The simplest condition for reproducing the blue coloration was by mixing 3-O-glucosyldelphinidin (1), a copigment (2, 3, or 4), and Al3+ at 1, 3, and 1 mM, respectively, at pH 4.0.46,47) Without a copigment, the solution was purplish blue and gradually precipitated out of the solution. The CD was recorded just after mixing and showed an exciton-type negative Cotton effect, indicating the anticlockwise self-association of anthocyanidin chromophores.46,47) The addition of 5-O-caffeoylquinic acid (2) to this mixture resulted in a stable blue solution similar to sepals, and the CD indicating complex in the blue solution might have the same complex structure in blue cells (Fig. 9A, solid line).46,47) Conversely, the addition of 3-O-caffeoylquinic acid (4) produced a purple color (Fig. 9A, broken line) that was different from that of blue sepals and cells, which also produced a precipitate.46) Using these simple experimental conditions, various synthetic copigments were tested to investigate the structure essential for the blue coloration observed in hydrangea sepals.

Figure 9.

Figure 9.

Vis spectra and CD of the reproduced solution of blue and red sepal colors obtained by mixing 1, copigments (24) and Al3+. (A) Solid line: the mixture of 1 mM 1, 3 mM 2, and 1 mM Al3+ at pH 4.0. Broken line: a mixture of 1 mM 1, 3 mM 4, and 1 mM Al3+ at pH 4.0. (B) Solid line: protoplast mixture. Broken line: a mixture of 10 mM 1, 80 mM 2, 45 mM 3, 100 mM 4, and 10 mM Al3+ at pH 4.0. (C) Solid line: protoplast mixture. Broken line: a mixture of 10 mM 1, 25 mM 2, 10 mM 3, 180 mM 4, and 0.3 mM Al3+ at pH 3.0.

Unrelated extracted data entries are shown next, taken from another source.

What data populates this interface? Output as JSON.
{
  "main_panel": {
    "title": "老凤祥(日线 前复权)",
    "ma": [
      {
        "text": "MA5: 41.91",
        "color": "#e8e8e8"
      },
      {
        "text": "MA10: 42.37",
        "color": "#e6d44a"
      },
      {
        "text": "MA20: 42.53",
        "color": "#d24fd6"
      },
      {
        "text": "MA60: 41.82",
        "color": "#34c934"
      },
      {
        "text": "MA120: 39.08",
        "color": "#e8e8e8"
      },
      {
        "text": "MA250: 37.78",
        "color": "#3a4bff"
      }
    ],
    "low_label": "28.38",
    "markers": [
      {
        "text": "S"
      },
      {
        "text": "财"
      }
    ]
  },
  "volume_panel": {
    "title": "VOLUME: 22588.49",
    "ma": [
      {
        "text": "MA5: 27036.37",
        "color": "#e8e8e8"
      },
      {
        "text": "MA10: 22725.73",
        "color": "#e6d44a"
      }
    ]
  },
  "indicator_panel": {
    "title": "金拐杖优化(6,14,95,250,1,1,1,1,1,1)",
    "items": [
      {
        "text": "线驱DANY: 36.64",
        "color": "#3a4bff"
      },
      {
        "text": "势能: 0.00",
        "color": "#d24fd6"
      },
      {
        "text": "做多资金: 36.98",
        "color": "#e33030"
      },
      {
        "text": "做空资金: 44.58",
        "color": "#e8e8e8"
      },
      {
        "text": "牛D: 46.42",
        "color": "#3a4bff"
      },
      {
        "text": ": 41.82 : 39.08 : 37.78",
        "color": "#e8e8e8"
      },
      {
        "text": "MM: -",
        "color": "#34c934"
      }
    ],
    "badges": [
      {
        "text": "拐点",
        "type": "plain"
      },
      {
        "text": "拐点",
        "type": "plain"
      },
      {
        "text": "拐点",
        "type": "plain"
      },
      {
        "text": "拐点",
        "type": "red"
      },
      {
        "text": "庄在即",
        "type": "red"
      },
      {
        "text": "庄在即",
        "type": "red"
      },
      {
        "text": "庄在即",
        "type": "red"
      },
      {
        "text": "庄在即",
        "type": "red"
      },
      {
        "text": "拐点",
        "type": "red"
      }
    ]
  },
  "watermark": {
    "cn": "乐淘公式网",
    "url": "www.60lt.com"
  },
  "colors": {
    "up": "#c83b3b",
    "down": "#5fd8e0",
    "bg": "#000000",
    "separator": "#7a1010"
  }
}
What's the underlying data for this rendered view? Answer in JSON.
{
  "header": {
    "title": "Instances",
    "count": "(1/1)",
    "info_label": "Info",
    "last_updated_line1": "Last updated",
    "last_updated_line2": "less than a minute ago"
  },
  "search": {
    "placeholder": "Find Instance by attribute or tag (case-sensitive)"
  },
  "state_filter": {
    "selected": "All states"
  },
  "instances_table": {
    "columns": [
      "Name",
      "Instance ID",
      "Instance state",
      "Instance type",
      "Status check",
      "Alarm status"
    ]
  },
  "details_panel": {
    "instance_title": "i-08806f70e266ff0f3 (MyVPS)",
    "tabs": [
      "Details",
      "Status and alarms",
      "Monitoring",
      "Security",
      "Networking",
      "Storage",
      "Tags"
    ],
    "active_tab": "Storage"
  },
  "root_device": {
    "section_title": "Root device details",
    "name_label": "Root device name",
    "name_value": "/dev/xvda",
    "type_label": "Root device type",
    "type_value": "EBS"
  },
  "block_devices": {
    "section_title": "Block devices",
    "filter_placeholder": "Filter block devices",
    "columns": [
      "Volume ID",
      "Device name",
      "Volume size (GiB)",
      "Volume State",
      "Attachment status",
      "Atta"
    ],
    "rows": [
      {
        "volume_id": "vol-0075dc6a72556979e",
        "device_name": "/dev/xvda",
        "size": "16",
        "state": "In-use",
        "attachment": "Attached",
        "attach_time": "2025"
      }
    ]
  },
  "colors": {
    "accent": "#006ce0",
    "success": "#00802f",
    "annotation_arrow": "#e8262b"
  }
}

The blue and red color development experiments were carried out using the analytical data (Table 2).36) By mixing 10 mM 3-O-glucosyldelphinidin (1), 100 mM 3-O-caffeoylquinic acid (4), 80 mM 5-O-caffeoylquinic acid (2), 45 mM 5-O-p-coumaroylquinic acid (3), and 10 mM Al3+ at pH 4.0, the same blue color (λmax = 585 nm) as that measured in blue protoplasts was reproduced (Fig. 9B).36) The CD of this blue solution was also similar to that of the colored protoplast suspension (Fig. 9B).36) This may indicate that the assembly of the components in the blue solution is similar to that of the blue cells. A mixture of 10 mM 3-O-glucosyldelphinidin (1), 180 mM 3-O-caffeoylquinic acid (4), 25 mM 5-O-caffeoylquinic acid (2), 10 mM 5-O-p-coumaroylquinic acid (3), and 0.3 mM Al3+ at pH 3.0 showed the same spectrum as that of the red protoplasts (Fig. 9C),36) although the CD data for the red solution did not show a clear slope, neither did that of the protoplast suspension (Fig. 9C).36)

To verify the mechanisms of various color development (blue, purple, and red) in hydrangea, further reproduction experiments with varying several factors were conducted. The reproduction conditions referred to the analytical results of the single-cell analysis of purple sepals. The mixture comprised 5 mM 3-O-glucosyldelphinidin (1), 25 mM 3-O-caffeoylquinic acid (4), 0–15 mM 5-O-caffeoylquinic acid (2), and 0–15 mM Al3+ at pH 4.0, 3.5, and 3.0, respectively. Hence, a total of 48 solutions were tested and depending on these conditions, the color gradually changed, and all the colors from blue (λvismax = 585 nm), purplish blue (λvismax = 570 nm), purple (λvismax = 560 nm), reddish purple (λvismax = 542 nm), and red (λvismax = 525 nm) were obtained.40,41) The blue solutions had more than 3 eq. of 5-O-caffeoylquinic acid and more than 1 eq. of Al3+, with a pH of >3.5. For red coloration, the amount of Al3+ had to be less than 1 eq., with less than 1.0 molar equivalent of 5-O-caffeoylquinic acid (2) at pH 3.0. Under other conditions, a purple solution was obtained, with the hue depending on the combination of these factors.40,41)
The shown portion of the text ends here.